Acossada por sintomas de uma doença não identificada, uma típica dona-de-casa americana (Juliane Moore) descobre-se com alergia a vida urbana. Uma comunidade New Age longe de toda convivência social e “sujeira” da cidade torna-se a solução para o seu problema. Em um clima claustrofóbico e sufocante vemos a sua busca pela cura, filmados de forma estéril e fria, nos remetendo a um curioso meio-termo entre Kubrick e um melodrama de Fassbinder. Haynes faz de “A Salvo” um estranho filme de terror sobre a falta de desejo da era da comida diet e dos livros de auto-ajuda.
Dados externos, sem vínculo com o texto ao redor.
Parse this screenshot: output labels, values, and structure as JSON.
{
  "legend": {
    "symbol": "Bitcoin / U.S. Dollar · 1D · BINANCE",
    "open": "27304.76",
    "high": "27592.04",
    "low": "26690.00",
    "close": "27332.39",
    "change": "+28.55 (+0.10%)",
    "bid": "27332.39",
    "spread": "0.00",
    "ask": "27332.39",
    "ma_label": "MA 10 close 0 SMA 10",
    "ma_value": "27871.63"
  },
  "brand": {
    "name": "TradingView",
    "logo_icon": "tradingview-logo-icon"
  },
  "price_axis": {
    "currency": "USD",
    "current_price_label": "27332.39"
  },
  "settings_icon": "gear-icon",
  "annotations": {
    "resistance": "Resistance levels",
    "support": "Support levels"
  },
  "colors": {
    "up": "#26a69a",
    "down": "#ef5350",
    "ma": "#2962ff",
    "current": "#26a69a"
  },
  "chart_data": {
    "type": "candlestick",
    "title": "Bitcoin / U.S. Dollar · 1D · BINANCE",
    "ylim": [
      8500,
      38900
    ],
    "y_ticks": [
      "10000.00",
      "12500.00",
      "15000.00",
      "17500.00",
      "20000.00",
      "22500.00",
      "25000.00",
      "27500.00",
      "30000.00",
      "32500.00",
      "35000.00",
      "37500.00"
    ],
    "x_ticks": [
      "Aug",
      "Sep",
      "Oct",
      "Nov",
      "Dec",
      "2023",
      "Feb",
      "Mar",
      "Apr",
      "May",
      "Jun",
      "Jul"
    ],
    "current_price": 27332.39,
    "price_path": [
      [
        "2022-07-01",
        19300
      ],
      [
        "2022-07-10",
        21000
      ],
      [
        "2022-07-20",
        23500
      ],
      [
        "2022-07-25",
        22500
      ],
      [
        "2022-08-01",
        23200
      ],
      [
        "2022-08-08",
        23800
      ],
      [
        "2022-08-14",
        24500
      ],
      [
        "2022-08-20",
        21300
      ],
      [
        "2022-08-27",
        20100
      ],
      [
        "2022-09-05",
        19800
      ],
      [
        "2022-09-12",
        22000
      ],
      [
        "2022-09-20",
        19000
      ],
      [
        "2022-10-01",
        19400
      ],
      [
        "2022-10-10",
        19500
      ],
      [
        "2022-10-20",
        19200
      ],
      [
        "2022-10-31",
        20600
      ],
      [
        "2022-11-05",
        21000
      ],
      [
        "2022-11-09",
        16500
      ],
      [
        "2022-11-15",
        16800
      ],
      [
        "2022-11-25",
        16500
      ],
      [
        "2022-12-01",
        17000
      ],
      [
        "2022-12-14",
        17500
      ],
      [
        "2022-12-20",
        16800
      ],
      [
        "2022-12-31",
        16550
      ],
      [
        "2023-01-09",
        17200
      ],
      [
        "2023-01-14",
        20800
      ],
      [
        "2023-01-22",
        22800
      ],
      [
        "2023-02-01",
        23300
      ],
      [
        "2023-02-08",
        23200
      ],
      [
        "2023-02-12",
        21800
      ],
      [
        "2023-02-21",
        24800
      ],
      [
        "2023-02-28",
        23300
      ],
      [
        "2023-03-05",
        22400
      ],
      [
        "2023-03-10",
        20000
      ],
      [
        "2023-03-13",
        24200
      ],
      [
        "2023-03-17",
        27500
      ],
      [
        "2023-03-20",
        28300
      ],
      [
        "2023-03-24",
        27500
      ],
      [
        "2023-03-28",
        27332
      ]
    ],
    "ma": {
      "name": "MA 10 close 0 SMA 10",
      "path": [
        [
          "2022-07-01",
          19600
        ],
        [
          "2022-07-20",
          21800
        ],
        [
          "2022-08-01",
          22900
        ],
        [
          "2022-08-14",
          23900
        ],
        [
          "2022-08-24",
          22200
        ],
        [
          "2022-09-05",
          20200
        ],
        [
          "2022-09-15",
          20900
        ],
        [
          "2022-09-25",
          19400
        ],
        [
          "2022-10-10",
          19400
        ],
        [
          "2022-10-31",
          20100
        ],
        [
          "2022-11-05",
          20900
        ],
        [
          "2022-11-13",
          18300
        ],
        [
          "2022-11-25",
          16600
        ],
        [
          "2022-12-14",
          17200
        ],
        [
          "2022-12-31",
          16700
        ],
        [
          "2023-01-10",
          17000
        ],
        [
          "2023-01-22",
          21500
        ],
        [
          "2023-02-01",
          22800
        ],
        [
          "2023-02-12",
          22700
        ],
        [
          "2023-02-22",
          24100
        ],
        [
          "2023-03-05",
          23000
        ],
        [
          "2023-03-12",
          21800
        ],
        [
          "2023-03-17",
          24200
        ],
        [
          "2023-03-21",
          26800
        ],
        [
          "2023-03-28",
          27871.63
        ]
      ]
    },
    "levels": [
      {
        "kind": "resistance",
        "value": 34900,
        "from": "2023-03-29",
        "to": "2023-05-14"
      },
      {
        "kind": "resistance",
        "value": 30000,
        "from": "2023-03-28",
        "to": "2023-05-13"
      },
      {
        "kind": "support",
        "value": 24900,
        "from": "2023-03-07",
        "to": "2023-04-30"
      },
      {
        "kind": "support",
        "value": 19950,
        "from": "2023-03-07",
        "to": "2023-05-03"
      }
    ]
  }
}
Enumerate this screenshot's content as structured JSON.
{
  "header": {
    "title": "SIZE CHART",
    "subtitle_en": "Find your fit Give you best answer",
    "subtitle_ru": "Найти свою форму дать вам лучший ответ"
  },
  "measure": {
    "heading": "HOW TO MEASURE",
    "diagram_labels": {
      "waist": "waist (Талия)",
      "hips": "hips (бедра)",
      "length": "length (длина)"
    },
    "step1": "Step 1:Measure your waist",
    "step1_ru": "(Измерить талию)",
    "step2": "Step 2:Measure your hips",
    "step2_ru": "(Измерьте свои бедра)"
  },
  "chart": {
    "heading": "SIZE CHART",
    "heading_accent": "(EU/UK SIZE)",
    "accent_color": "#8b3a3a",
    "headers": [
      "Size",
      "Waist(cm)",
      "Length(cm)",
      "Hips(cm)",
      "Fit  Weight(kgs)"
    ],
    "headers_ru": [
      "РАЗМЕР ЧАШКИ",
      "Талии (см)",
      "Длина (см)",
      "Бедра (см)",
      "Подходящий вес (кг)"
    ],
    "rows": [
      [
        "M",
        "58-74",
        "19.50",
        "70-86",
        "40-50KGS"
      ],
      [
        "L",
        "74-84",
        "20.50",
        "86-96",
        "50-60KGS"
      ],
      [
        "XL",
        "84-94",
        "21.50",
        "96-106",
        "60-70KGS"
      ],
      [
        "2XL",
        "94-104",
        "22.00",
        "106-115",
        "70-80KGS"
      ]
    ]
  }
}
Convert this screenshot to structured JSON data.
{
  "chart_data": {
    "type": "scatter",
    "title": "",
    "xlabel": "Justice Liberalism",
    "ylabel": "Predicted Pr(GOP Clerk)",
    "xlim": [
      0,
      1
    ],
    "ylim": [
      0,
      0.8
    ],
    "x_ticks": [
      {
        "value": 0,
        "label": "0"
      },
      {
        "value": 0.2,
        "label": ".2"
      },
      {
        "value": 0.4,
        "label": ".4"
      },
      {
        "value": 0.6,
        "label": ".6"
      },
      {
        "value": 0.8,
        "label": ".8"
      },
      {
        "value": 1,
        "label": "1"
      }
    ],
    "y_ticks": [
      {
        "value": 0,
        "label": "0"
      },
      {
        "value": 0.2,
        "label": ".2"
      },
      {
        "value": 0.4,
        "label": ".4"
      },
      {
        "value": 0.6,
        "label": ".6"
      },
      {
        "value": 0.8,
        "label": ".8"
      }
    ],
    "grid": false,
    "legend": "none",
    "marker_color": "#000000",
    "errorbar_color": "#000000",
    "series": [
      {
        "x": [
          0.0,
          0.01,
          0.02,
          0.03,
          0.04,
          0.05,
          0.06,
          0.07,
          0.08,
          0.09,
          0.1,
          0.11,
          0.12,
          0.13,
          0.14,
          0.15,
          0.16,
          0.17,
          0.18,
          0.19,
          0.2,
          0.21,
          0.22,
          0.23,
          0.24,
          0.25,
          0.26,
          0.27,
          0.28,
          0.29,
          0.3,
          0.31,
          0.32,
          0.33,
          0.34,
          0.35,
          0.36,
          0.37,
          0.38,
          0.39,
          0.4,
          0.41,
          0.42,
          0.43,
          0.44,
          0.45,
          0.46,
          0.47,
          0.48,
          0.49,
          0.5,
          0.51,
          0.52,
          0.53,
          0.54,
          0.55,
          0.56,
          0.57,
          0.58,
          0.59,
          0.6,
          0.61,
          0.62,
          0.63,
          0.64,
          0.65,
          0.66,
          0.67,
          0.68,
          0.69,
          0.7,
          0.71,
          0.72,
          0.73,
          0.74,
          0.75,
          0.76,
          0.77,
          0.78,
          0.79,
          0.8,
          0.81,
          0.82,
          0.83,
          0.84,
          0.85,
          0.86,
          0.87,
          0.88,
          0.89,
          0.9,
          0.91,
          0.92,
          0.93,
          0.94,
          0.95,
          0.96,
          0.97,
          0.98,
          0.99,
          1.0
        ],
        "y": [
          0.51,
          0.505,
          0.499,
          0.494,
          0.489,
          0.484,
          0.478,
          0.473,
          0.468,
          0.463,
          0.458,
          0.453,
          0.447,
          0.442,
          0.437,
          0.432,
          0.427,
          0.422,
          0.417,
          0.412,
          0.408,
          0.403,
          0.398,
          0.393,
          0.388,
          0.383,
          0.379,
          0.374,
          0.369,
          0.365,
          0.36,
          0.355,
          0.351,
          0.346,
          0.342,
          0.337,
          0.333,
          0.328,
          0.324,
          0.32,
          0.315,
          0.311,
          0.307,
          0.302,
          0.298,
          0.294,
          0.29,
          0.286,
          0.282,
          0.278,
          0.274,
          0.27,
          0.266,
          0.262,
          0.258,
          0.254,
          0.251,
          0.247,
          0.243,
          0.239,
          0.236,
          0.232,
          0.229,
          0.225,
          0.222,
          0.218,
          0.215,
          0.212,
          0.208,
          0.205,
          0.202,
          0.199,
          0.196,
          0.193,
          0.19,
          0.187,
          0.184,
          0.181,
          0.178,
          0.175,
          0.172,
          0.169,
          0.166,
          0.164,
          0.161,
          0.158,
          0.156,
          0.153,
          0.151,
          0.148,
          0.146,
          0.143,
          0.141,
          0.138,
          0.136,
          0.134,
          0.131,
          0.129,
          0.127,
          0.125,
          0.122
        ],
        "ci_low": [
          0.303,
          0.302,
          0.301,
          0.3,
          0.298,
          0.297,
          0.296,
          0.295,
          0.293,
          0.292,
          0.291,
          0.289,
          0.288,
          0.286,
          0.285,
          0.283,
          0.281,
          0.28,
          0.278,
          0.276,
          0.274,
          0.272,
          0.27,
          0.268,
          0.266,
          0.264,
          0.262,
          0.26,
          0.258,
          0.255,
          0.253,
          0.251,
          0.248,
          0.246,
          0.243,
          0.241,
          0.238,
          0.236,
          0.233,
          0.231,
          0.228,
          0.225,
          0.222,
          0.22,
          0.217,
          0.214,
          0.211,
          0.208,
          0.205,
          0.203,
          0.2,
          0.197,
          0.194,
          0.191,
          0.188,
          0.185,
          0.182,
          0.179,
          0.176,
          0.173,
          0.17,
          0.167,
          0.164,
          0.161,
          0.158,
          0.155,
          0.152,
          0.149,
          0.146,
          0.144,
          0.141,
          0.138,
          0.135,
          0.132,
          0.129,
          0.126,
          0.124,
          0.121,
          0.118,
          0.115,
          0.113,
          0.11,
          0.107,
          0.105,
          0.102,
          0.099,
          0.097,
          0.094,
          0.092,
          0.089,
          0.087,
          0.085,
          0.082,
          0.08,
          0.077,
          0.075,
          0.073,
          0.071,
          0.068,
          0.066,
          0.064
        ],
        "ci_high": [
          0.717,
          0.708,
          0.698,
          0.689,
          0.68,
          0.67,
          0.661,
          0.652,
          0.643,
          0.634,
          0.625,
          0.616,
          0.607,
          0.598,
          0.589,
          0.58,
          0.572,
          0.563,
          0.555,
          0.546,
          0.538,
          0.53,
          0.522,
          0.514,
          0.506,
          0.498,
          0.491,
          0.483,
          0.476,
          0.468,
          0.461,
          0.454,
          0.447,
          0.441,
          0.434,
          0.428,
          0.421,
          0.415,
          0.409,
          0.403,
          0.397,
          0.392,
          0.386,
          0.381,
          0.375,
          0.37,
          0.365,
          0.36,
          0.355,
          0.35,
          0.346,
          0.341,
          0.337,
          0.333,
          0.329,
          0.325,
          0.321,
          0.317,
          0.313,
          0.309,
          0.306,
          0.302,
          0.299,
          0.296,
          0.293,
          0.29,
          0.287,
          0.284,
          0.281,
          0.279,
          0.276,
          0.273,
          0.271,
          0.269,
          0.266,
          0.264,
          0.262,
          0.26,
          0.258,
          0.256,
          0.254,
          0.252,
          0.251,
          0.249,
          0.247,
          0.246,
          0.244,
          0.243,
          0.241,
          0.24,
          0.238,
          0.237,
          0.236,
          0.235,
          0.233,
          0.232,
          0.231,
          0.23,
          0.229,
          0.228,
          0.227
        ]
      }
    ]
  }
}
De sobra, uma implacável crítica ao modo de vida formatado da sociedade americana e de sua paranóia. No que em filmes como “Beleza Americana” e “Tiros em Columbine” não encontramos de nenhuma modo, em “A salvo” nos salta aos olhos: uma crítica inteligente e sutil com espantável rigor estético.

  • “A Salvo” (“Safe”, EUA, 1995) – 119 min. Direção e roteiro: Todd Haynes. Com: Juliane Moore, Peter Friedman, Xender Berkley e Kate McGregor Stewart

Total: 1h59 min.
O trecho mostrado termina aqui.